In 1810, Walter Scott published a long narrative poem called The Lady of the Lake, set on a loch in the Trossachs that almost no Englishman had ever heard of. Within months, Loch Katrine was a tourist destination. Within a year, Rossini had begun adapting it into the opera La donna del lago. Within a generation, Queen Victoria was opening the works that piped its water 26 miles south to taps in Glasgow. Today the loch still holds the same dark water it has always held, fed by burns running off Ben A'an and Glengyle, and Glasgow still drinks it, delivered by gravity through aqueducts that run uninterrupted since 1859. Rob Roy MacGregor was born at the head of the loch in 1671. The Pictish name for the place means dark, gloomy place. It is darker and gloomier than that, and more beautiful.
The place-name scholar William Watson judged Katrine to be thoroughly Pictish, derived from the ancient Celtic root ceit, meaning dark or gloomy place. The name refers to the heavily forested shores that crowd the water, casting reflections that turn the surface near-black even in summer. A competing theory traces the name to cateran, from Gaelic ceathairne, a collective word for cattle thief or peasantry, fitting for a glen that had been working pasture and contested cattle-raiding country for centuries. Rob Roy MacGregor, the outlaw cattleman whose memory Scott later romanticised, was born in 1671 at Glengyle on the loch's western end. The loch lies in the Trossachs, the bristly country where the Highland line meets the Lowland edge, in what is now the Stirling council area but historically part of Perthshire.
Before 1810, the Highlands were a difficult, dangerous, recently pacified region most southern Britons preferred to avoid. Walter Scott changed that almost single-handedly. The Lady of the Lake, set on Loch Katrine, made the loch and the surrounding peaks fashionable overnight. Coaches began arriving from Glasgow. Inns opened on the shore. Rossini, in Naples, read the poem in translation and produced La donna del lago in 1819, taking the loch's fame to continental Europe. The mountain at the loch's eastern end, Ben Venue, and the smaller, sharper Ben A'an above the north shore both became staples of Romantic-era engravings. Ellen's Isle, the small wooded island that Scott placed at the centre of his story, still sits where he put it. Visitors still try to identify it from the boat trips that run from Trossachs Pier.

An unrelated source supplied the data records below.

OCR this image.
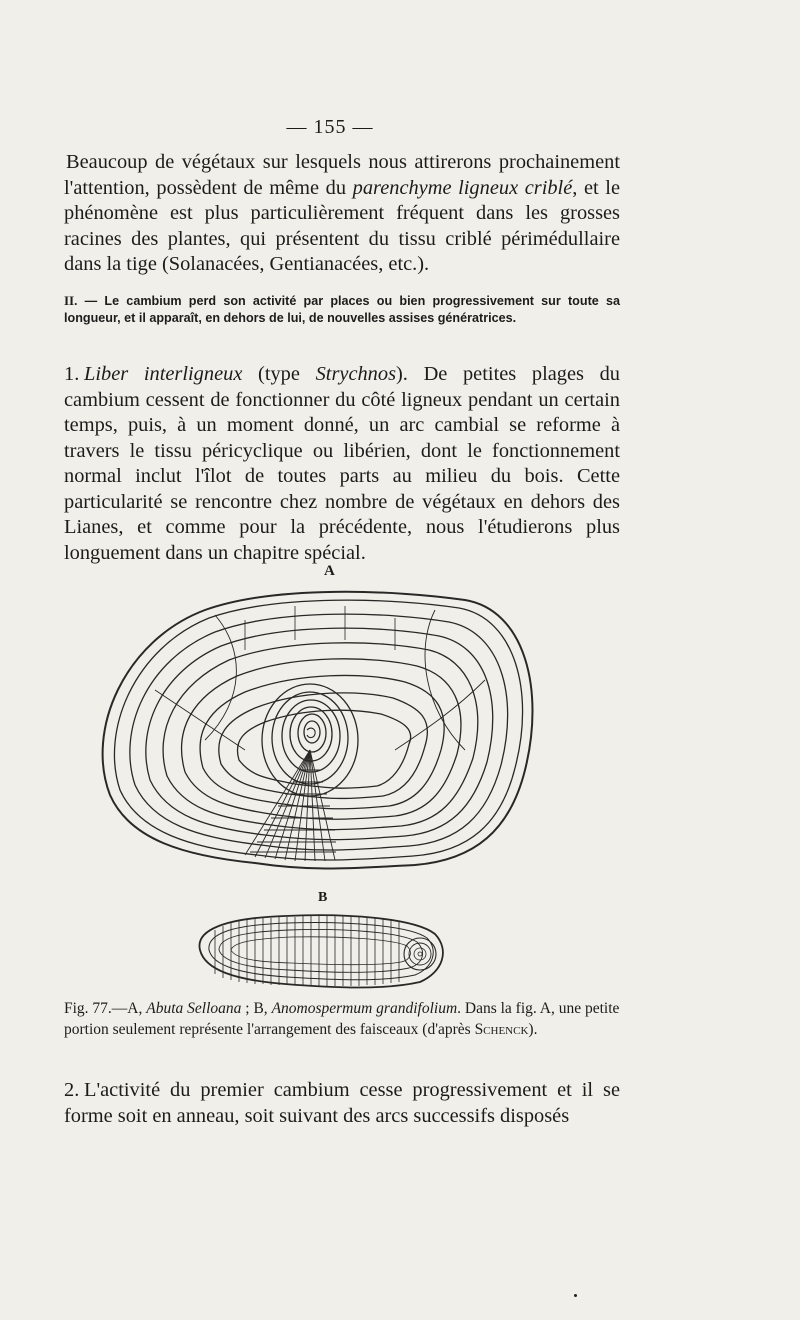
— 155 —

Beaucoup de végétaux sur lesquels nous attirerons prochainement l'attention, possèdent de même du parenchyme ligneux criblé, et le phénomène est plus particulièrement fréquent dans les grosses racines des plantes, qui présentent du tissu criblé périmédullaire dans la tige (Solanacées, Gentianacées, etc.).

II. — Le cambium perd son activité par places ou bien progressivement sur toute sa longueur, et il apparaît, en dehors de lui, de nouvelles assises génératrices.

1. Liber interligneux (type Strychnos). De petites plages du cambium cessent de fonctionner du côté ligneux pendant un certain temps, puis, à un moment donné, un arc cambial se reforme à travers le tissu péricyclique ou libérien, dont le fonctionnement normal inclut l'îlot de toutes parts au milieu du bois. Cette particularité se rencontre chez nombre de végétaux en dehors des Lianes, et comme pour la précédente, nous l'étudierons plus longuement dans un chapitre spécial.

A
B

Fig. 77.—A, Abuta Selloana ; B, Anomospermum grandifolium. Dans la fig. A, une petite portion seulement représente l'arrangement des faisceaux (d'après Schenck).

2. L'activité du premier cambium cesse progressivement et il se forme soit en anneau, soit suivant des arcs successifs disposés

By the 1850s, Glasgow was the second city of the British Empire and a public-health disaster. Cholera epidemics killed thousands. The Clyde was a sewer. The city needed clean water and the surrounding lowland sources were exhausted or polluted. The civil engineer John Frederick Bateman proposed Loch Katrine, 26 miles north in the Trossachs, as the solution. Construction began in 1855. On 14 October 1859 Queen Victoria opened the works in person. The aqueduct ran 41 kilometres south to Milngavie water treatment works on the city's northern edge, including 21 kilometres of tunnel. Crucially, the system runs entirely by gravity. Loch Katrine sits high enough above Glasgow that no pumping is needed even today. A second aqueduct opened in 1901 doubled the capacity. The combined system delivers up to 230 million litres a day.
Loch Katrine is owned by Scottish Water and protected accordingly. The water level is artificially raised by 1.8 metres above natural, and can be drawn down by up to 2 metres in dry years. Loch Arklet, a smaller reservoir between Katrine and Loch Lomond, was added in 1914 to top up flow during droughts. A longer tunnel beneath Ben A'an, completed in 1958, brings water from the Glen Finglas Reservoir to the north, and a dam at Glen Finglas was finished in 1965. Trout fishing is permitted from spring to autumn, fly and boat only, and the steamer Sir Walter Scott still runs sightseeing trips from Trossachs Pier as it has since 1900. Photographs of the original 1859 aqueduct construction were found in a skip in Possilpark in 2018. Old loch, old water, old infrastructure, still doing exactly what it was built to do.
Loch Katrine sits at 56.254 degrees North, 4.516 degrees West, in the Trossachs about 25 miles north-northwest of Glasgow. The loch runs roughly 8 miles WNW-ESE between Strath Gartney mountains. The nearest airport is Glasgow (EGPF) about 25 nautical miles south-southeast. Edinburgh (EGPH) is 45 nautical miles east-southeast. Best viewed at 3,000 to 5,000 feet AGL to see the full length of the loch, the surrounding Trossachs peaks (Ben Venue, Ben A'an), and the relationship with Loch Lomond a few miles west. The southern shore road ends at Stronachlachar; the steamer Sir Walter Scott operates from Trossachs Pier at the eastern end. Weather is highly variable; this is the Highland edge with frequent cloud.